Unter den vier großen Herausforderungen, vor denen die Europäer heute stehen, ist sie wohl am wenigsten tief ins allgemeine Bewusstsein vorgedrungen: die Bedrohung der Energieversorgung des Kontinents. Dennoch ist sie, wenn sie nicht gelöst wird, genauso folgenreich wie die anderen drei.

Die da sind: die Schuldenkrise fast aller europäischer Staaten; die demographische Katastrophe des seit 40 Jahren anhaltenden Kindererzeugungs-Streiks; und die Zuwanderung von Millionen bildungsferner Menschen mit zum Teil aggressiven Ideologien aus Drittweltkulturen in das europäische Wohlfahrtsnetz.

Wenn die Energiefrage nicht gelöst wird, drohen den Europäern jedoch Schäden, welche die aktuelle Griechenlandkrise als harmlos erscheinen lassen.
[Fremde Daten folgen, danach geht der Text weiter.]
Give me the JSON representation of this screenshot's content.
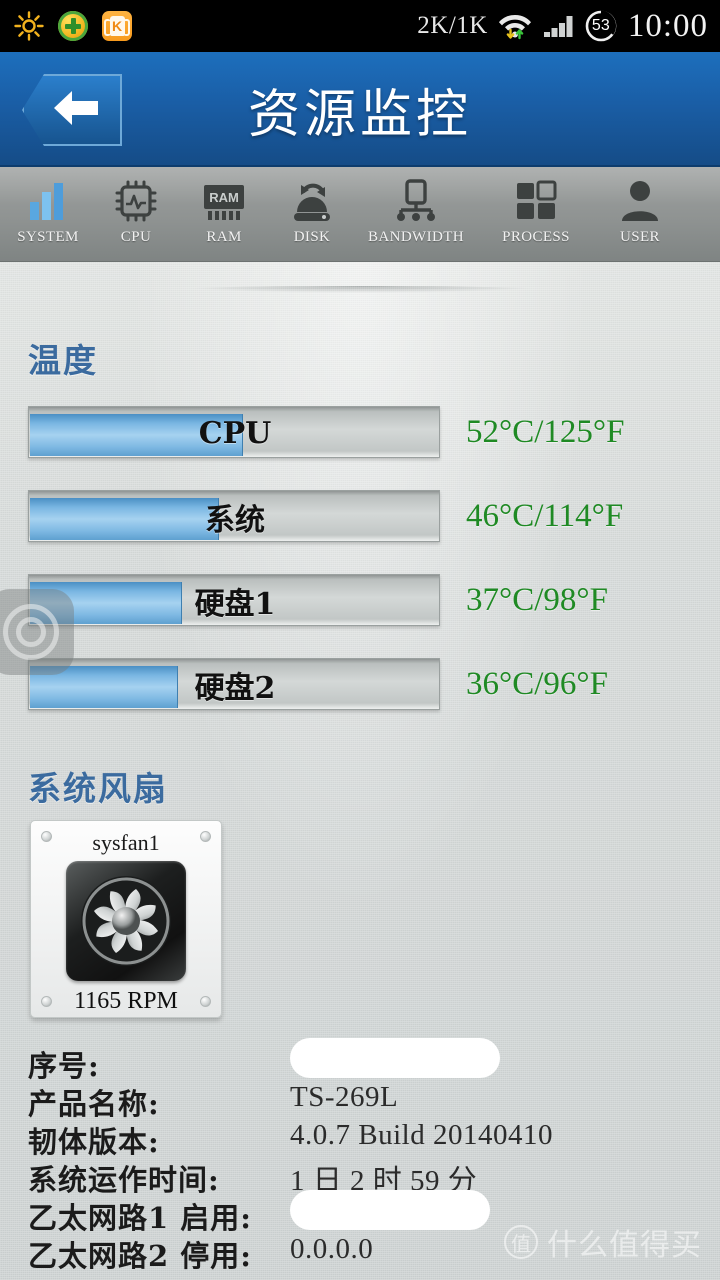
{
  "statusbar": {
    "icons_left": [
      "brightness-sun-icon",
      "security-plus-icon",
      "kugou-music-icon"
    ],
    "app_letter": "K",
    "network_speed": "2K/1K",
    "battery_level": "53",
    "time": "10:00",
    "icons_right": [
      "wifi-icon",
      "signal-icon",
      "battery-icon"
    ]
  },
  "titlebar": {
    "back_icon": "back-arrow-icon",
    "title": "资源监控"
  },
  "tabs": [
    {
      "label": "SYSTEM",
      "icon": "bar-chart-icon",
      "active": true
    },
    {
      "label": "CPU",
      "icon": "cpu-chip-icon",
      "active": false
    },
    {
      "label": "RAM",
      "icon": "ram-module-icon",
      "active": false
    },
    {
      "label": "DISK",
      "icon": "disk-sync-icon",
      "active": false
    },
    {
      "label": "BANDWIDTH",
      "icon": "network-icon",
      "active": false
    },
    {
      "label": "PROCESS",
      "icon": "grid-tiles-icon",
      "active": false
    },
    {
      "label": "USER",
      "icon": "person-icon",
      "active": false
    }
  ],
  "temperature": {
    "heading": "温度",
    "rows": [
      {
        "label": "CPU",
        "value": "52°C/125°F",
        "percent": 52
      },
      {
        "label": "系统",
        "value": "46°C/114°F",
        "percent": 46
      },
      {
        "label": "硬盘1",
        "value": "37°C/98°F",
        "percent": 37
      },
      {
        "label": "硬盘2",
        "value": "36°C/96°F",
        "percent": 36
      }
    ],
    "value_color": "#1f8a24"
  },
  "fans": {
    "heading": "系统风扇",
    "items": [
      {
        "name": "sysfan1",
        "rpm": "1165 RPM",
        "icon": "fan-icon"
      }
    ]
  },
  "info": {
    "rows": [
      {
        "key": "序号:",
        "value": "",
        "redacted": true,
        "redact_width": 210
      },
      {
        "key": "产品名称:",
        "value": "TS-269L",
        "redacted": false
      },
      {
        "key": "韧体版本:",
        "value": "4.0.7 Build 20140410",
        "redacted": false
      },
      {
        "key": "系统运作时间:",
        "value": "1 日 2 时 59 分",
        "redacted": false
      },
      {
        "key": "乙太网路1 启用:",
        "value": "",
        "redacted": true,
        "redact_width": 200
      },
      {
        "key": "乙太网路2 停用:",
        "value": "0.0.0.0",
        "redacted": false
      }
    ]
  },
  "floating_button": {
    "icon": "assistive-touch-icon"
  },
  "watermark": {
    "logo_char": "值",
    "text": "什么值得买"
  },
  "colors": {
    "titlebar": "#1a5ea6",
    "accent_blue": "#3b6b9f",
    "bar_fill": "#7fb9e3",
    "temp_green": "#1f8a24",
    "background": "#d6dad9"
  }
}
Fast kein Arbeitsplatz funktioniert ohne Strom, vom Gesundheitsbereich bis zum öffentlichen Verkehr hängt alles an Stromnetzen. Von der Heizung in kontinental kalten Wintern bis zum privaten Verkehr hängt alles an den Gas- und Ölnetzen. Nichts ist so eng mit dem Wohlstandszuwachs oder -rückgang korreliert wie der Energieverbrauch.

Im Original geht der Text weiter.